Friday, December 9, 2016

Subtext: The Loose Flooring in Story

Subtext is the loose flooring in story; we know it is there because we have seen one or more characters step around it, have seen at least one character step down on it, causing a squeak. 

You'd think someone would put a halt to the squeak, but if they did, there would be no story, at least not in this particular case. The writer and the characters would have to conspire to find a new something to step around, whether that something is Uncle Frank's drinking problem, young Millie's increasing ventures into kleptomania, or some other elephant in some other room. Or some individual caught in the cycle of an enhanced tangle.

Subtext is, thus, story set against a particular background, the creaky floorboard, the scarcely concealed dead elephant, the one thing no one wants to talk about until Cousin Fred comes for a visit, notices it, and becomes the filter through which readers learn of its presence and its off-limits status. 
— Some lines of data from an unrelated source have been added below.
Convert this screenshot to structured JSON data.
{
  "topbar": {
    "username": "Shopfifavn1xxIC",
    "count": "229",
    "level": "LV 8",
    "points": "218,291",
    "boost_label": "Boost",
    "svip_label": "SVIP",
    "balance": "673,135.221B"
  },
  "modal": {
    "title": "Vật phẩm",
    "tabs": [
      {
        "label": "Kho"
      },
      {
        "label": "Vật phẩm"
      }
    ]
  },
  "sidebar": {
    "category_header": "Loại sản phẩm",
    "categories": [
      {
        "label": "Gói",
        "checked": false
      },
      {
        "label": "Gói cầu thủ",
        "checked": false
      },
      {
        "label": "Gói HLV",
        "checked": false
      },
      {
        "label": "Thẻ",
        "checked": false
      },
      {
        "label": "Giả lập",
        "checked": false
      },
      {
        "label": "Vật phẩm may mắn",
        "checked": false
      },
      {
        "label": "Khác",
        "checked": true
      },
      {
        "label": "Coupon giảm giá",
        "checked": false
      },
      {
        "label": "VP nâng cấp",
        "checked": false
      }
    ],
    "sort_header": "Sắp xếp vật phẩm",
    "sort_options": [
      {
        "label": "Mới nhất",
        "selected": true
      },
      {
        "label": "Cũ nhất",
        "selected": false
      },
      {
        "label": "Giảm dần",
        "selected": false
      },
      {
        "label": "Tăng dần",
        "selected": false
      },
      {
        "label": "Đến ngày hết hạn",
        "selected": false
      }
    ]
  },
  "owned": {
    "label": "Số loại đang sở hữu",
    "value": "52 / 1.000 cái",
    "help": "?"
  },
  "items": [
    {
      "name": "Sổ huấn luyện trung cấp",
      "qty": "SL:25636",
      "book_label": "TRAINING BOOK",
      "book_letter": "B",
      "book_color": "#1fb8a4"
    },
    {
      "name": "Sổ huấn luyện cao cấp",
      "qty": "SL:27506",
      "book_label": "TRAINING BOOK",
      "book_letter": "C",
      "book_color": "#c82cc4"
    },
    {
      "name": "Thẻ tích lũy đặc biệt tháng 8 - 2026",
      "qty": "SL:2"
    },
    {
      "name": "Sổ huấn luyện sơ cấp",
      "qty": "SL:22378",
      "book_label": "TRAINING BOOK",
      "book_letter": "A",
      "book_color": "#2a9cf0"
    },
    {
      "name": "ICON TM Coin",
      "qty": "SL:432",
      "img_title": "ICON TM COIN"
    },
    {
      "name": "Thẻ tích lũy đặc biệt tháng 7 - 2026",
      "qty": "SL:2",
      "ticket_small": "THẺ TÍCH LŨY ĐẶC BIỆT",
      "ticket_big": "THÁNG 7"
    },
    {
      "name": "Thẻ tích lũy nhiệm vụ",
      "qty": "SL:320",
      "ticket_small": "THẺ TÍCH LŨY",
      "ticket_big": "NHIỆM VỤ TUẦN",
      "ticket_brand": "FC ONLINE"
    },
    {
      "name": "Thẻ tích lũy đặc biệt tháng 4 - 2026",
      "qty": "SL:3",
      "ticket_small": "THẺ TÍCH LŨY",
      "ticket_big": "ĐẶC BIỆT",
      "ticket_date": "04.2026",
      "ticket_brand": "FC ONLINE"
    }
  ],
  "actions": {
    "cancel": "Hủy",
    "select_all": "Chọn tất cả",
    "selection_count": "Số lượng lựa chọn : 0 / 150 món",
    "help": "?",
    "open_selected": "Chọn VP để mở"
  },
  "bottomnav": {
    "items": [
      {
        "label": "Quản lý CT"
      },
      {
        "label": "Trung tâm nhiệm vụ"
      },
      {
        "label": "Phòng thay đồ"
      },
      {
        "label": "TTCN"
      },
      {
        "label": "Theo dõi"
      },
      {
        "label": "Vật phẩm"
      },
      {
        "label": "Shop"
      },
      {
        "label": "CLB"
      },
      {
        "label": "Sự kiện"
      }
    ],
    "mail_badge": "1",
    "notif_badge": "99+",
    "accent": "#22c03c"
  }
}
The best loose flooring comes in dramatic sequences, clear indications of who among the characters know of its presence. Now, when someone brings home a guest, we understand how the author has set us up to experience the consequences. Once we become aware of the loose flooring, our sense of anticipation is triggered into action. Who will make the mistake of asking? And how will "the others" respond?

One of the loose boards in the flooring of Arthur Miller's probe into the nature of the Great American dream in Death of a Salesman is the protagonist, Willy Loman's, inability to see things as they are. Before our eyes, we see the gap between his memory of what happened in the past and how the recalled events differed. 

Through subtext, we see Willy learning the shattering truth about the worth of his self-image, which leads to one of the most painful realizations of all, "A man's life is worth more when he is dead," and the terrible impact of the title.

Without subtext, the potential for complexity and richness of detail fall away like shed skins, leaving a semblance of story unencumbered by implication. In such stories, plot becomes little more than the arrival of unwanted packages arriving on the front porch or, as substitutes for a more layered surprise, rocks thrown or shots fired through the living room windows of the lead characters.

The atmosphere of thinness does not stop with event; it envelops the confrontations between characters in they way they talk and respond one to another. In vivid metaphor, we see  the two approaches to story confronting one another, the subtext-less version relying on threats of violence, raised voices, and outcomes that provoke no real insights except that as readers we have put in time and effort for little or no return.

With subtext in place and established, the squeaks from the loose boards radiate outward to everything, in particular the way the characters evade, lie, or put imaginative interpretations into play.

As a young boy, reading his way up through the available literature, you were absorbing subtext without seeing it as such or being able to articulate its consequences. But you certainly knew when Jim Hawkins was betrayed by Long John Silver in Treasure Island, and when Philip Lane, the even younger than Jim Hawkins protagonist of Graham Greene's short story, "The Basement Room," fell victim to the rampant subtexts of the adult world.

In both these cases, you understood without having a name to call it then that subtext could have a lifelong effect on a character's life. To a notable extent, you've been looking for subtext in your own, ever since.